What the brain dead girls of Hamas protests refuse to believe...they so hate the Jews


Almost seven months after Hamas' slaughter of 1,200 Israelis on October 7, a new documentary is set to be released that reveals the horrific atrocities and sexual assaults that took place that day. 

Fox News Digital reported that former Facebook COO Sheryl Sandberg's documentary, "Screams Before Silence," includes firsthand accounts of the horrible events that transpired on October 7, where over 1,000 Israelis were killed and 240 more taken as hostages back to Gaza.

"When you hear this chaos for like 20 minutes or 15 minutes, you understand that something much worse [is] happening right over there. It doesn't stop. That was the the time when I started to be afraid I'm going to be raped," a woman recalled from the Nova Music Festival attack.

Sandberg said that she decided to take on the project because "the world needs to see and acknowledge what happened."

"After October 7th, the reports were coming out about not just mass murder, but mass sexual violence. And the usual people who should be speaking out were either ignoring it or denying it. And that's not okay," she continued.

The documentary takes viewers back to October 7, allowing them to hear from first responders and survivors who were on the ground. 

Sandberg mentioned that the documentary will prove to viewers that Hamas members had deliberately set out to commit sexual violence against Israeli women.

In late 2023, Israeli actress Gal Gadot took to Instagram, sharing her thoughts on the matter, saying: "We claim we stand against rape, violence against women. We will not let women be victimized and then silenced. We say we believe women. Stand with women. Speak out for women."

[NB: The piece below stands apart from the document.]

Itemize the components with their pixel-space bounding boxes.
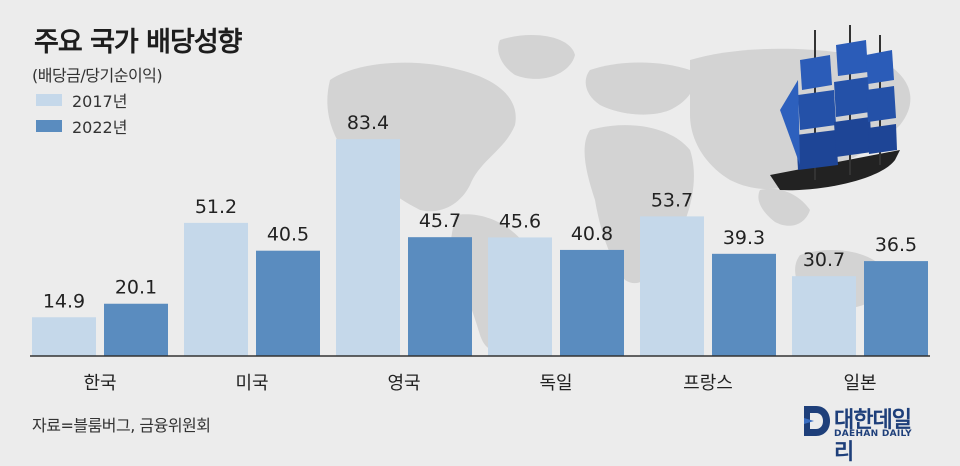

“On October 7th, the world witnessed Hamas carrying out its violent plans in real time. Within hours of the October 7th attack, the first blood-chilling video emerged of Shani Louk being paraded naked and defiled by her proud assailants,” Gadot wrote on the social media platform, referring to Shani Louk, the German-Israeli tattoo artist who was kidnapped by Hamas.

Gadot continued: "Yet two months later women are still hostage to these rapists and the world has failed to call this situation what it is: an urgent emergency that demands a decisive response."

"This is our moment as women and allies of women to act. I am beseeching all those who have done so much for women’s rights globally – from the UN, to the human rights community, to please join in the demand that Hamas release every single woman hostage immediately – not after the next round of international mediation, not after another day. These women cannot survive another moment of this horror."

The documentary, in tandem with a thorough investigation carried out by the New York Times, seems to suggest that Hamas committed sexual assault many times on October 7. However, there are pro-Palestinian activists — many of which live in the U.S. — have denied that these sexual assaults actually took place.